Una vez más el guionista arrincona al creador de imágenes, a las que no se permite volar nuevamente libres, dada la necesidad de explicar aquello que debería ser libremente interpretado, recurriendo a sus propias claves, por el espectador. Un defecto que se ha vuelto más evidente en la medida en que la deriva actual de su cine ha acentuado sus rasgos más convencionales, que en El árbol de la sangre conviven en equilibrio inestable con la proverbial apelación al azar como elemento vertebrador, la pasión amorosa devenida en motivación última de nuestras vidas: el abrazo de Rebeca y Marc en la orilla de un mar en calma simboliza, una vez cerrado el círculo de su complejo trasfondo personal, el establecimiento de un vínculo afectivo sólido, surgido de la catarsis posterior a la asunción de la verdad.
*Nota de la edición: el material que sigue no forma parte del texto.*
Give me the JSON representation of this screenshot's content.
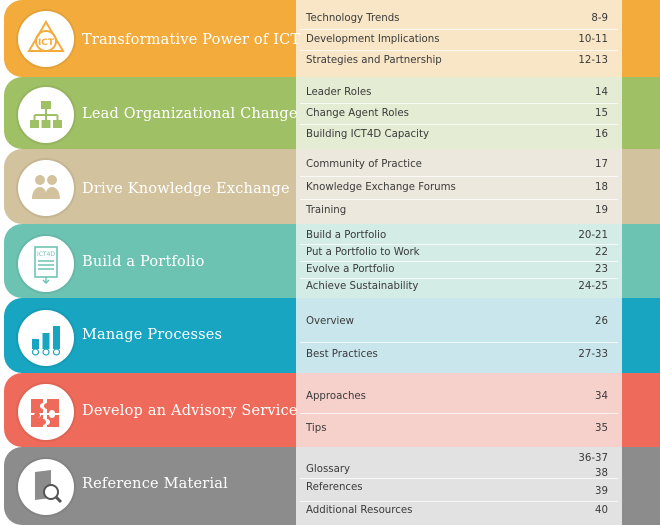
{
  "sections": [
    {
      "title": "Transformative Power of ICT",
      "icon": "ict-logo-icon",
      "color": "#f3ac3c",
      "panel_color": "#f8e6c6",
      "entries": [
        {
          "label": "Technology Trends",
          "page": "8-9"
        },
        {
          "label": "Development Implications",
          "page": "10-11"
        },
        {
          "label": "Strategies and Partnership",
          "page": "12-13"
        }
      ]
    },
    {
      "title": "Lead Organizational Change",
      "icon": "org-chart-icon",
      "color": "#9fc065",
      "panel_color": "#e4ecd3",
      "entries": [
        {
          "label": "Leader Roles",
          "page": "14"
        },
        {
          "label": "Change Agent Roles",
          "page": "15"
        },
        {
          "label": "Building ICT4D Capacity",
          "page": "16"
        }
      ]
    },
    {
      "title": "Drive Knowledge Exchange",
      "icon": "people-exchange-icon",
      "color": "#d2c29d",
      "panel_color": "#ede8dd",
      "entries": [
        {
          "label": "Community of Practice",
          "page": "17"
        },
        {
          "label": "Knowledge Exchange Forums",
          "page": "18"
        },
        {
          "label": "Training",
          "page": "19"
        }
      ]
    },
    {
      "title": "Build a Portfolio",
      "icon": "portfolio-document-icon",
      "color": "#6dc3b2",
      "panel_color": "#d3ece6",
      "entries": [
        {
          "label": "Build a Portfolio",
          "page": "20-21"
        },
        {
          "label": "Put a Portfolio to Work",
          "page": "22"
        },
        {
          "label": "Evolve a Portfolio",
          "page": "23"
        },
        {
          "label": "Achieve Sustainability",
          "page": "24-25"
        }
      ]
    },
    {
      "title": "Manage Processes",
      "icon": "bar-checks-icon",
      "color": "#17a5c1",
      "panel_color": "#c9e6ec",
      "entries": [
        {
          "label": "Overview",
          "page": "26"
        },
        {
          "label": "Best Practices",
          "page": "27-33"
        }
      ]
    },
    {
      "title": "Develop an Advisory Service",
      "icon": "puzzle-icon",
      "color": "#ee6a5a",
      "panel_color": "#f6d0cb",
      "entries": [
        {
          "label": "Approaches",
          "page": "34"
        },
        {
          "label": "Tips",
          "page": "35"
        }
      ]
    },
    {
      "title": "Reference Material",
      "icon": "book-search-icon",
      "color": "#8c8c8c",
      "panel_color": "#e2e2e2",
      "entries": [
        {
          "label": "Glossary",
          "page": "36-37"
        },
        {
          "label": "",
          "page": "38"
        },
        {
          "label": "References",
          "page": "39"
        },
        {
          "label": "Additional Resources",
          "page": "40"
        }
      ]
    }
  ]
}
Todos y cada uno de los conflictos familiares previos, a los que la elegancia de las soluciones visuales implementadas, así como de la evocadora columna musical de Lucas Vidal —en el que el firmante de Tierra (1996) ha encontrado, ahí es nada, un dignísimo sucesor de Alberto Iglesias— confieren homogeneidad estilística, confluyen en este final luminoso y esperanzado, como sólo puede serlo un soleado día del estío mediterráneo. Medem vuelve a ser, en definitiva, capaz de lo mejor y de lo peor, y sólo por eso sigue mereciendo el beneficio de la duda.